There’s a light at the end of the tunnel, Denel says

The arms manufacturer claimed to have secured a solid order backlog of R18 billion, which covered roughly four years of sales revenue.


Rebuilding trust and credibility is key to saving state arms manufacturer Denel, according to the company.

Denel announced a R1.9 billion operating loss and a 36% drop in revenue in the 2018-2019 financial year.

“The decline in our reputation has also had a draining impact on our financial position.”

Despite maintaining an investment-grade credit rating, the company’s spokesperson Pam Malinda said the recent results reflected another “very difficult” year with revenue, but added that both the board and management were optimistic of the state entity’s future prospects and of a return to financial sustainability.

After being embroiled in maladministration and state capture allegations involving associates of the Gupta family, the company suffered major financial losses, which even hit its employees earlier this year when the struggling manufacturer announced it would only able to pay a portion of its employees’ salaries in June and July.

This led to a fierce legal battle between the employer and trade union Solidarity, which approached the courts to force the company to make good on unpaid statutory payments.

“Denel is emerging from a period associated with allegations of state capture, financial irregularities and serious lapses in corporate governance,” said Malinda. “This had a debilitating impact on all areas of business and negatively affected business relationships with partners, suppliers and stakeholders.”
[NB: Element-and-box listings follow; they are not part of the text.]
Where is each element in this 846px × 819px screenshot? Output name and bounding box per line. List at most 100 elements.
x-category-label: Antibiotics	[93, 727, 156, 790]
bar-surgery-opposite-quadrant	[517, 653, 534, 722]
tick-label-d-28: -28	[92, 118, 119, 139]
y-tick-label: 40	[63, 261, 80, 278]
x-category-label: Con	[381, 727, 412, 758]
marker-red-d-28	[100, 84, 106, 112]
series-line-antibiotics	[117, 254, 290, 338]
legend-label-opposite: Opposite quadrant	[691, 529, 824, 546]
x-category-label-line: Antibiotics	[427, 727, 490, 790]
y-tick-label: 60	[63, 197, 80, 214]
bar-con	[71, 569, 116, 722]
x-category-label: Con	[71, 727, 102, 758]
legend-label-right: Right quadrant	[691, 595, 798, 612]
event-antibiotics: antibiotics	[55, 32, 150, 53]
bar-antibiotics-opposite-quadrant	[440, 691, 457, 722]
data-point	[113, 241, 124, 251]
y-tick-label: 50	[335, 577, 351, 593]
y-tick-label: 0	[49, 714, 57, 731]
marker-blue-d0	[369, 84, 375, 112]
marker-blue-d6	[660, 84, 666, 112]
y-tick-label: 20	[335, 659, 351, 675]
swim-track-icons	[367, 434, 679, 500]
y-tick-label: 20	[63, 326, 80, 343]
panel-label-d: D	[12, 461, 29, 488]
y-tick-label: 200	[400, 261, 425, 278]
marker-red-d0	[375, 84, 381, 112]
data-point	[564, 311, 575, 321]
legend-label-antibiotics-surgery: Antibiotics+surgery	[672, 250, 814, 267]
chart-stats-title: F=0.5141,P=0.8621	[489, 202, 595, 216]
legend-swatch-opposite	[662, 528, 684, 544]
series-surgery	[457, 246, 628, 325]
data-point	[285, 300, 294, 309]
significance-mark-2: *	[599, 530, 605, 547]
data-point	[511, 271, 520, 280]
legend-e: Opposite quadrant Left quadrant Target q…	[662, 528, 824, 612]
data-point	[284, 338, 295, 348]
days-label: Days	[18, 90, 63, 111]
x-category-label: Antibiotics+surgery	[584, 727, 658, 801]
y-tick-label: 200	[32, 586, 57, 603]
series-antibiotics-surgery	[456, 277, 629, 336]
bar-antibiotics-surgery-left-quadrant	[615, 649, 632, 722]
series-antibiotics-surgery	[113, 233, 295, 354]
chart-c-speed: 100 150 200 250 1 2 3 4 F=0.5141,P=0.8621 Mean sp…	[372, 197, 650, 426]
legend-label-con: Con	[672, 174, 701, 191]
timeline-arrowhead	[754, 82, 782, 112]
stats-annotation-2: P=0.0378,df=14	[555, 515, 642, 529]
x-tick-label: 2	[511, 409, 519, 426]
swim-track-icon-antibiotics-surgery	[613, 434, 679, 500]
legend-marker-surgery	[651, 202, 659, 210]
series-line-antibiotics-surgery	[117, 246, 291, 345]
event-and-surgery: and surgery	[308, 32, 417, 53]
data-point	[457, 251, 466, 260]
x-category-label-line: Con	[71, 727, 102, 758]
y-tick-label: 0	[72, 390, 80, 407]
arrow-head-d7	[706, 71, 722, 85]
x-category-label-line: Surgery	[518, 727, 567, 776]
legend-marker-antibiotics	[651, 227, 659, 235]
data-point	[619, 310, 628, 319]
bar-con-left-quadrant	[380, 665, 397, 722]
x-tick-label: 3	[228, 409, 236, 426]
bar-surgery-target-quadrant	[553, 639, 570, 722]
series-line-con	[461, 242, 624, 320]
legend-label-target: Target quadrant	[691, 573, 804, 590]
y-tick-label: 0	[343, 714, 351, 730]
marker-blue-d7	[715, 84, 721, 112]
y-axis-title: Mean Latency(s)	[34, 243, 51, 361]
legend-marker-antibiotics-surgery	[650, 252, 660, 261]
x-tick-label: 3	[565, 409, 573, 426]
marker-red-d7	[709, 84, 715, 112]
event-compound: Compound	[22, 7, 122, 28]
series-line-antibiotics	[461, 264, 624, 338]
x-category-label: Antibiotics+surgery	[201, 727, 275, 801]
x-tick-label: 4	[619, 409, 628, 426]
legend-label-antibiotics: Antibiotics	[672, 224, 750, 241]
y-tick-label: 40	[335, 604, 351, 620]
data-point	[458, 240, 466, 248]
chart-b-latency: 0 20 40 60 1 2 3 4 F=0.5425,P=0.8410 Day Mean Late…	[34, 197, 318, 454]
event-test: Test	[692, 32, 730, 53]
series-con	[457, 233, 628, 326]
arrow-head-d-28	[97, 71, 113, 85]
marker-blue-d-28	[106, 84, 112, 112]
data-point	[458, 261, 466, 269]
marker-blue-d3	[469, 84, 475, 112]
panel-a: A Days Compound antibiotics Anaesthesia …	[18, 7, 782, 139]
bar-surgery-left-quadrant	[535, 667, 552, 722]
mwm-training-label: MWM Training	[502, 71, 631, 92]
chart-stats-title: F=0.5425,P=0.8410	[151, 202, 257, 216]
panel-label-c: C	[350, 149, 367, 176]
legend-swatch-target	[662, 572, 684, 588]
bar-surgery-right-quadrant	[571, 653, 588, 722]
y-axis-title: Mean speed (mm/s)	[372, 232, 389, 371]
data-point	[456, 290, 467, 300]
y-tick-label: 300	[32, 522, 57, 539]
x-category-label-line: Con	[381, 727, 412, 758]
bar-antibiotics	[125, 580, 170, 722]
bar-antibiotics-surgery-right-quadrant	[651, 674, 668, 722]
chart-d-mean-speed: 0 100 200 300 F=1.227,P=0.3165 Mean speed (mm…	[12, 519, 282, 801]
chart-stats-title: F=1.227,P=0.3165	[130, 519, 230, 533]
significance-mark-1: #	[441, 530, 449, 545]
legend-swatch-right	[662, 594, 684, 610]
In addition to turnaround strategies to iron out its governance and financial issues, the arms maker was in the process of a complete overhaul, making new partnerships and restructuring.

Denel was expecting revenue to pick up in the medium term, with projections showing a moderate growth in revenue from R3.86 billion in 2020, R5.4 billion in 2021 and R7.14 billion in 2024.

Denel claimed to have secured a solid order backlog of R18 billion, which covered roughly four years of sales revenue.

It also had its sights on a “winnable pipeline”’ of R30 billion over the next four months.